The Movie Waffler Tribeca Film Festival 2025 Review - TOW | The Movie Waffler

Tribeca Film Festival 2025 Review - TOW

Tow review
A homeless woman battles the towing company who took the car she was living in.

Review by Eric Hillis

Directed by: Stephanie Laing

Starring: Rose Byrne, Octavia Spencer, Dominic Sessa, Ariana DeBose, Demi Lovato, Simon Rex

Tow poster


Tow is based on the true story of Amanda Ogle, a Seattle woman who found herself estranged from her family and living in her car as a result of addiction issues. As if that wasn't enough, her car was then stolen. Wait, it gets worse. When the car was later found it was taken away by a towing company who hit Amanda with a bill she couldn't afford. Left with no car, and thus no roof over her head, Amanda decided to take the towing company to court, instigating a lengthy David and Goliath battle.

Tow review

I can't say how many liberties director Stephanie Laing and writers Jonathan Keasey and Brant Boivin have taken with Ogle's story, but if this is an accurate representation then I'm not sure she deserved to have her story told. As portrayed here, Ogle is a narcissist who constantly blames everyone else for her self-inflicted troubles, one whose unnecessary stubbornness drives a wedge between herself and her teenage daughter. In this version of events, we find ourselves angrier at David than Goliath.

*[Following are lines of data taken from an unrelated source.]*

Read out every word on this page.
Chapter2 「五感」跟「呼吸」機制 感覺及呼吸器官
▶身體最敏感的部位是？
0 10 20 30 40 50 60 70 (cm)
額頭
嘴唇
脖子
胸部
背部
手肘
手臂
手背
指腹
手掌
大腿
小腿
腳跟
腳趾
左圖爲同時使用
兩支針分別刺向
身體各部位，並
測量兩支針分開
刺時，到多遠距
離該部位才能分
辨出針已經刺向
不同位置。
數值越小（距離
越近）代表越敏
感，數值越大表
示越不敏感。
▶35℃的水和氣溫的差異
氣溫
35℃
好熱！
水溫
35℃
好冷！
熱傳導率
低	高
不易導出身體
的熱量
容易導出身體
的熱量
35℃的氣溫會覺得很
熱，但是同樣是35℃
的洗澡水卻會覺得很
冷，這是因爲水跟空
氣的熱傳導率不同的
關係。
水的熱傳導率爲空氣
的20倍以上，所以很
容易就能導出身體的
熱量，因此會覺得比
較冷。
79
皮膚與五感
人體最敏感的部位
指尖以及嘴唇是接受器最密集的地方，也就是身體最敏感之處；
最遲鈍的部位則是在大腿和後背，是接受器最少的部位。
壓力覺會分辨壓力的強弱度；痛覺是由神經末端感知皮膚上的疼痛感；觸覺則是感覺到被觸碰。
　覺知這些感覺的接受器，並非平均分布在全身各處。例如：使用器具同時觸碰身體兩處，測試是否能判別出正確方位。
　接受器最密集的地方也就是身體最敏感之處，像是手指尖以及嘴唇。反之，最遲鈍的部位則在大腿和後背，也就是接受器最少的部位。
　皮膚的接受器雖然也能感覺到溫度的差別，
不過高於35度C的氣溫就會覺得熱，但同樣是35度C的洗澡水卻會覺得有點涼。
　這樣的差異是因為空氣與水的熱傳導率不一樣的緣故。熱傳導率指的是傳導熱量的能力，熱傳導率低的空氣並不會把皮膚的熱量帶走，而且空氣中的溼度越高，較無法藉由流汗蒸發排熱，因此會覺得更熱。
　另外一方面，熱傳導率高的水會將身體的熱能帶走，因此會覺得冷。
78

Played by Rose Byrne, we find Amanda landing a job at a veterinary clinic. It seems she might finally have a chance to get out of her situation. But when her car is stolen and she's hit with the aforementioned towing bill she puts on her best "I want to speak to the manager" face and begins a seemingly unwinnable battle against the city's bureaucracy. Amanda reluctantly stays at a women's shelter, where she regularly clashes with the firm-but-fair woman in charge (Octavia Spencer) and other residents (including Demi Lovato and an unrecognisable scene-stealing Ariana DeBose). A young non-profit lawyer (Dominic Sessa) offers to take on Amanda's case, but she initially refuses his help. All the while she keeps giving her teenage daughter Avery (Elsie Fisher) excuses why she can't come to visit her in Utah, where she now lives with her father.

Tow review

Tow opens with onscreen text notifying us that it's "day one" and repeats this device to let us know just how long this war between Amanda and the towing company is raging. By the time this number soars past the 300 mark our respect for Amanda's principled stand against bureaucracy has begun to dwindle. The numbers just don't add up. She was initially hit with a bill of $280, which she claimed she couldn't pay, and her car is later put up for sale for less than $200. We know Amanda has money because she's constantly chain smoking, she occasionally goes on alcoholic benders, and she's able to maintain her blonde dye job. By the time Amanda breaks the news to Avery that she won't be able to visit her at Christmas, any sympathy we might have initially had for this selfish woman is long gone. Principles are admirable, but when sticking to your principles brings pain to your daughter it's time to take the hit and tap out.


The trouble with movies about poverty is that they're rarely made by filmmakers who have experienced poverty. Those of us who know what it's like to struggle to pay rent and bills have a finely tuned bullshit detector when it comes to movies like Tow. American filmmakers seem particularly bad at portraying poverty with accuracy, especially compared to their European cousins. Tow has a similar theme to the recent British drama Lollipop, in which a single mother fights red tape in an attempt to have her children returned after serving a stint in prison. But while Lollipop is sympathetic to its protagonist's plight, and fully on her side, it doesn't pretend that she hasn't brought most of her problems on herself. There's a better, more nuanced, more honest version of Tow that interrogates the idea that maybe Amanda's single-minded commitment to such a prolonged legal battle is her way of avoiding reality, that the towing company is a convenient villain that allows her to play the victim rather than owning up to her issues. There are two conflicts here - that between Amanda and the towing company and that between Amanda and her herself - but the film is only interested in the former.

Tow review

When Amanda is making life a misery for the poor bastards behind counters and screens who are just doing their jobs, we're supposed to think "good for her" but all we see is a narcissistic Karen. Byrne's performance is broad and hammy, but that's clearly how she's been directed, and she certainly disappears into the role, nailing the distinctive vocal inflection of a drug addict, though I've never seen a junkie/alcoholic who looks as good as Byrne. We're left to wonder just how great Byrne might have been in a grittier, more subtle version of this story. The film opens with text that suggests the US is home to as many as three million "vehicular residents." Surely one of them is more deserving of having their story told? If you're looking for a better movie about the travails of a woman living in a car, might I suggest Vivian Kerr's Scrap, which offers all the nuance and honesty missing from Tow.